Do you know the difference between a car loan and a personal loan? Well, the most basic difference is the loan type. A car loan is a secured loan whereas a personal loan is solely unsecured and is provided on the basis of credit history and income criteria.
A personal loan is an unsecured loan given to a person by a bank or a non-banking financial institution to meet their financial needs. The amount of a personal loan will be determined by a number of factors, including the applicant’s income, employment history, and credit history.
Automobile loans, on the other hand, are loans taken out particularly to help with the cost of a car. Many car loan options allow you to finance up to 80% of the total cost of the vehicle. You will be responsible for the remaining 20% of the vehicle’s cost.
The difference in interest rates between the two types of loans is critical to note. A personal loan’s interest rate is typically substantially greater than that of a car loan due to the higher risk involved. It’s also because personal loans don’t necessitate any form of security.
Points to Note While Comparing the Two
The loan Objectives are different
It is important to note that a car loan cannot be used to buy anything other than a car with the borrowed funds. A personal loan can be used to purchase the car as well as for any other needs. If you have other costs to deal with in addition to the auto payment, a personal loan is a better option.
Your credit rating requirements are different
For personal loans, a credit score of 700 is usually required, with a score of 700 or better being preferred. If your credit score is less than 600 or you don’t have enough credit history, you may not be qualified for a personal loan, but this isn’t the only criteria lenders consider.
Auto loans have lenient credit requirements since the lender is protected by the fact that it can seize your vehicle if you default.
Rates of Interest
Unsecured loans, on the whole, have higher interest rates than secured loans with collateral. Unsecured personal loans have stricter approval criteria, so you’ll need to have outstanding credit to qualify. A personal loan may not be an option if yours is in bad repair.
While the average personal loan is repaid in three years, some lenders offer five-year terms. Car loans, on the other hand, can have payback lengths of up to seven years, and in some cases even longer. While you should not extend a loan as much as feasible, some borrowers require additional time to repay an auto loan. A vehicle loan is the ideal option if you need a longer loan period.
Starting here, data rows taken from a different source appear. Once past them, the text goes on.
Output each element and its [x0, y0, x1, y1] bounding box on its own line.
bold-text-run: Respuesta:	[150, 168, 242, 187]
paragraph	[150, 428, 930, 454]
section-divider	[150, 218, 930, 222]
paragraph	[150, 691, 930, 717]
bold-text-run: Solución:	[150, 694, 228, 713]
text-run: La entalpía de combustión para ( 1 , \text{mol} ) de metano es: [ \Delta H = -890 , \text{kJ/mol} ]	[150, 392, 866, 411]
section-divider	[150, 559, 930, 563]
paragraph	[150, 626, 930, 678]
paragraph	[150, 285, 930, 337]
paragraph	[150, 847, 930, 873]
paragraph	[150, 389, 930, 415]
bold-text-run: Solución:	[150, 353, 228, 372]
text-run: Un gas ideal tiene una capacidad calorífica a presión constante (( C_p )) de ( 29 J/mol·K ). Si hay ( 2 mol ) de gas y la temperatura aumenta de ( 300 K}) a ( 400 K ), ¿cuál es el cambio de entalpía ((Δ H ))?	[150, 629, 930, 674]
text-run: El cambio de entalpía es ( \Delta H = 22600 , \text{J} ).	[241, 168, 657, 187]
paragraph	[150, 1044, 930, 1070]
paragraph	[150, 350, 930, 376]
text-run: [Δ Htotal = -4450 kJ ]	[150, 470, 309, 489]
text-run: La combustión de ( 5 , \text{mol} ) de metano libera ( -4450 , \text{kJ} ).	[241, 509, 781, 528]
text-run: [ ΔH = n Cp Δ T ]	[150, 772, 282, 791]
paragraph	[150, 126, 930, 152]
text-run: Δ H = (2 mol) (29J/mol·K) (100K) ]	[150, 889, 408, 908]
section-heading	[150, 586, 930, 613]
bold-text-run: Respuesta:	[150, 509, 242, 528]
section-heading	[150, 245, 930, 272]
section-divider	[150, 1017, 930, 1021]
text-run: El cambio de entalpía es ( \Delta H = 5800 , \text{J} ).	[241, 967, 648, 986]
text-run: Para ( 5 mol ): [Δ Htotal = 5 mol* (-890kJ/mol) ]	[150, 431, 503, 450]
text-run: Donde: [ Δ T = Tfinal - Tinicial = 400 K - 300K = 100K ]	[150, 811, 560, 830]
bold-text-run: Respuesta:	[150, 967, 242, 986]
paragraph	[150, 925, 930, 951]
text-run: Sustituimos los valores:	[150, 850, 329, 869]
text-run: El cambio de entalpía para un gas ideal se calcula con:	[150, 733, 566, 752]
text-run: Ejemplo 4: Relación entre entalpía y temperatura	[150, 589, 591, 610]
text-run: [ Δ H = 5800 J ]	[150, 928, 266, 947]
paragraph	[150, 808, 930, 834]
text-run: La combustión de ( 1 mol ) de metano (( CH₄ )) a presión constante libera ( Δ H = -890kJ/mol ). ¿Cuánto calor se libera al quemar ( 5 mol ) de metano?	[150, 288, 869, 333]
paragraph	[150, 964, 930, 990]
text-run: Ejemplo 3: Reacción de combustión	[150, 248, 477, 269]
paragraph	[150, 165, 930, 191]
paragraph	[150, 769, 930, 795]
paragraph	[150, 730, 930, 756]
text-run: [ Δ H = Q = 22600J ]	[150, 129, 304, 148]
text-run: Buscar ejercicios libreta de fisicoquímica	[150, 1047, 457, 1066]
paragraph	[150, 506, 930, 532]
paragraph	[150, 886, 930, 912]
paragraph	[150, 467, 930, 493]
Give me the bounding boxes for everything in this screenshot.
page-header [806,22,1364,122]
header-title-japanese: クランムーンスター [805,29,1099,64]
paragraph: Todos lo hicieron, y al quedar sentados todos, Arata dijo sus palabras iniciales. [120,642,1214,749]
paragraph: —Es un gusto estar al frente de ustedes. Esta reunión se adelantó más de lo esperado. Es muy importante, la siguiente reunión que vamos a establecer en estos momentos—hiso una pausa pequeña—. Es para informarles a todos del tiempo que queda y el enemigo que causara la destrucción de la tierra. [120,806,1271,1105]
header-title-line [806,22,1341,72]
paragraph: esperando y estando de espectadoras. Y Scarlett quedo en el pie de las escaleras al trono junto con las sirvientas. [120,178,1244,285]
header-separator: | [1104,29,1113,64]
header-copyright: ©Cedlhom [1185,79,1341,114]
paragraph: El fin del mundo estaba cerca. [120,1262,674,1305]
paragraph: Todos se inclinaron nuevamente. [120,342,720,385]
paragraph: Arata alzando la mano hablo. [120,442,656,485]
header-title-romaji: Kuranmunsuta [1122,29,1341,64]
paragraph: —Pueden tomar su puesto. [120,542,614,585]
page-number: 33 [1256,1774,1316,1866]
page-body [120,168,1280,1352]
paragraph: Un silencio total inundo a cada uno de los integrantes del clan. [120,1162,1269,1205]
A deposit in the form of down payment is required
Some car lenders, particularly those with poor credit, can require a down payment. In any case, putting down some cash can usually result in a lower interest rate. A larger down payment equals a shorter loan term and more money saved on interest rates in the long run. Personal loans do not demand a down payment.
The Bottom Line
Many people prefer a dealer-financed auto loan when purchasing a new car since it is quick and simple. However, in other circumstances, obtaining a personal loan may be more beneficial. Analyze whether you require collateral to secure the loan in order to make an informed decision. The car loan or personal loan interest rate you can pay and your credit score status should also be considered.